Hip-hop may have started out in the parks of New York, as everyone from MC Shan to Jay Z has reminded us, but Toronto’s world-conquering battle-rap scene started out in a back alley behind the Eaton Centre.
“We couldn’t get a venue. We were 21 years old, and no venue wanted to associate themselves with battle rap,” says Travis “Organik” Fleetwood, recalling the pauper origins of his King of the Dot empire, nearly a decade ago, in 2008. “So we just did it any way we could. Originally we were planning to do it at Yonge-Dundas Square, and then they kicked us out so we had to move to the closest alleyway.”
Understandably, Toronto police thought the circle of 40 or so kids cheering and jeering as two alpha males squared off was building toward a fight. But once they realized that the blows would be only verbal, the cops let it slide.
“They never once shut us down,” says Fleetwood. “They would always ride their bikes by the alleyway and they looked at it like, ‘at least they’re doing something productive and not out causing trouble.’”
After a few more outdoor events that kept doubling in attendance, Fleetwood eventually found a basement venue belonging to a friend’s dad, and sold it out before the doors opened. His fledgling battle-rap league King of the Dot would soon grow into a WWE-like phenomenon, boasting a YouTube page of their fiercest live face-offs with nearly 600,000 subscribers and more than 170 million views.
“We literally built his from the ground up,” says Fleetwood, who quit his steelworker job to run KOTD full-time in 2014. “Everything we’ve done has been trial and error. There was never no blueprint to run a battle-rap league.”
“We literally built his from the ground up. Everything we’ve done has been trial and error.” – Travis “Organik” Fleetwood, of King of the Dot
Battle rap began as a natural outgrowth of hip-hop culture’s inherent braggadocio and competitiveness. It’s a feature also found in the breakdancing, DJ, and graffiti pillars, but came to define this rap offshoot.
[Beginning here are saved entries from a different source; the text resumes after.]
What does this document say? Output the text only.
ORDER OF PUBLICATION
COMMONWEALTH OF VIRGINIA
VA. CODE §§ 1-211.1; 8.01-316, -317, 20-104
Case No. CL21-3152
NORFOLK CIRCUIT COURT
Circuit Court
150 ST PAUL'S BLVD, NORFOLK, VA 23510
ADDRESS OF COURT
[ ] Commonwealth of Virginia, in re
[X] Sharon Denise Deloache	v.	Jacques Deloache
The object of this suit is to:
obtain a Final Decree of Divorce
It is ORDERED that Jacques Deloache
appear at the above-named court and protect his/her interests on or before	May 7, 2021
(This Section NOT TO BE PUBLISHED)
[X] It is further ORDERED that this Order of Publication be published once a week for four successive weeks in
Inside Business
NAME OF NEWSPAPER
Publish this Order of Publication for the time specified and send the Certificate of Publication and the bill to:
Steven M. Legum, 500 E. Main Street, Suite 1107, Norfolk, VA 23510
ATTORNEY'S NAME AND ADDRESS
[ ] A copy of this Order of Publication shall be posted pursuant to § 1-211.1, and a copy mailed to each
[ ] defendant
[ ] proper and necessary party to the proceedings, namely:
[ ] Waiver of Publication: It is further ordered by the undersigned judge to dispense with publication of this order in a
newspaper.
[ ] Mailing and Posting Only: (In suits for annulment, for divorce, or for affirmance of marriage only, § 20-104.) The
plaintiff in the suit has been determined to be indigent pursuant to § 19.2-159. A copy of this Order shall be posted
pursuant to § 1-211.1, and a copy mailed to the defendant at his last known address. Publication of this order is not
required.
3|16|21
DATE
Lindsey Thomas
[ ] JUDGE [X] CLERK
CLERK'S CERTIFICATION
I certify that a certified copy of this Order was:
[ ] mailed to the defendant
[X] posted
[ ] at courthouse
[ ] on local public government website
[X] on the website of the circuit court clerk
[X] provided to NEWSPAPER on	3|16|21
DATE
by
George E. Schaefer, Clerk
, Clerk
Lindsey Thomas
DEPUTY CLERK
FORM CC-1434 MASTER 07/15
Battle rap evolved from freestyle sidewalk “cyphers,” where early MCs showed off their rhyme skills to brutally personal lyrical beat-downs, as battlers competed to land the cleverest, cruelest insults. It remained an underground proving ground until an Eminem movie delivered the scene into the mainstream in 2002.
“I was battling when I was super-young, in the ‘90s, I was just going neighborhood to neighborhood. That was the raw feel of it,” recalls veteran Bishop Brigante, King of the Dot Vice-President and the first Canadian battle rapper to appear on BET’s 106 and Park. “By the time 8 Mile dropped, I was like, ‘I did that. I already been through those trenches.’”
“[Back then] it was on beats, it was freestyle off-the-top,” Brigante explains. “It was the purest form of battle rap, because you had to be super-skilled on the spot, with no preparation.” But King of the Dot helped the musical sport evolve into its current form, by having competitors rap a capella with pre-written punchlines, allowing the insults to cut deeper, and the rounds to last longer. “The entertainment value went up when you had a couple months to prepare, and you really wrote it out,” Brigante says. “It became a performance.”
But like Bob Dylan going electric, longtime fans needed convincing, and Drake stepped in to help add credibility by co-hosting a 2011 event, and helping run another in 2015.
.“A lot of people were still on the fence because the battles were now written, and [Drake] made the city get behind us a lot more,” says Fleetwood. “Toronto was thriving at that time, so it was more than just supporting the league, it was showing unity between the hip-hop scenes from the industry level to the underground level. It showed that the whole community was standing together. A lot of cities don’t got that. You’re not seeing the big names over there going to these underground functions to support these kids on the come-up. Drake was doing that. And it helped us push our brand into America.”
Maybe it wasn’t hard to become the biggest battle-rap league in Canada, since there wasn’t much competition. But King of the Dot has successfully expanded southward, throwing throw-downs in Massachusetts, Arizona and California, while attracting international competitors to their World Domination events. Legendary MCs like Too $hort, E-40 and Wu-Tang Clan’s Raekwon and Method Man have co-hosted events.
Even the new Eminem-produced battle-rap movie Bodied, which debuted at the 2017 Toronto International Film Festival, was scripted by Toronto battle-rapper Kid Twist, the first King of the Dot champion. “It’s a good dive into the culture and people are gonna be wowed, and when they’re done they can go on YouTube and check out King of the Dot and see a lot of people who were in the movie,” says Brigante.
“We were actually one of the more prominent battle scenes in the world but I don’t think the rest of the world knew that yet,” adds Fleetwood about the old days. “We knew up here because we could see what the rest of the world was delivering, but not many people had their eyes on Toronto. Back then it was a tough struggle.”
Back then. But nowadays they’re the kings – and not just of the dot.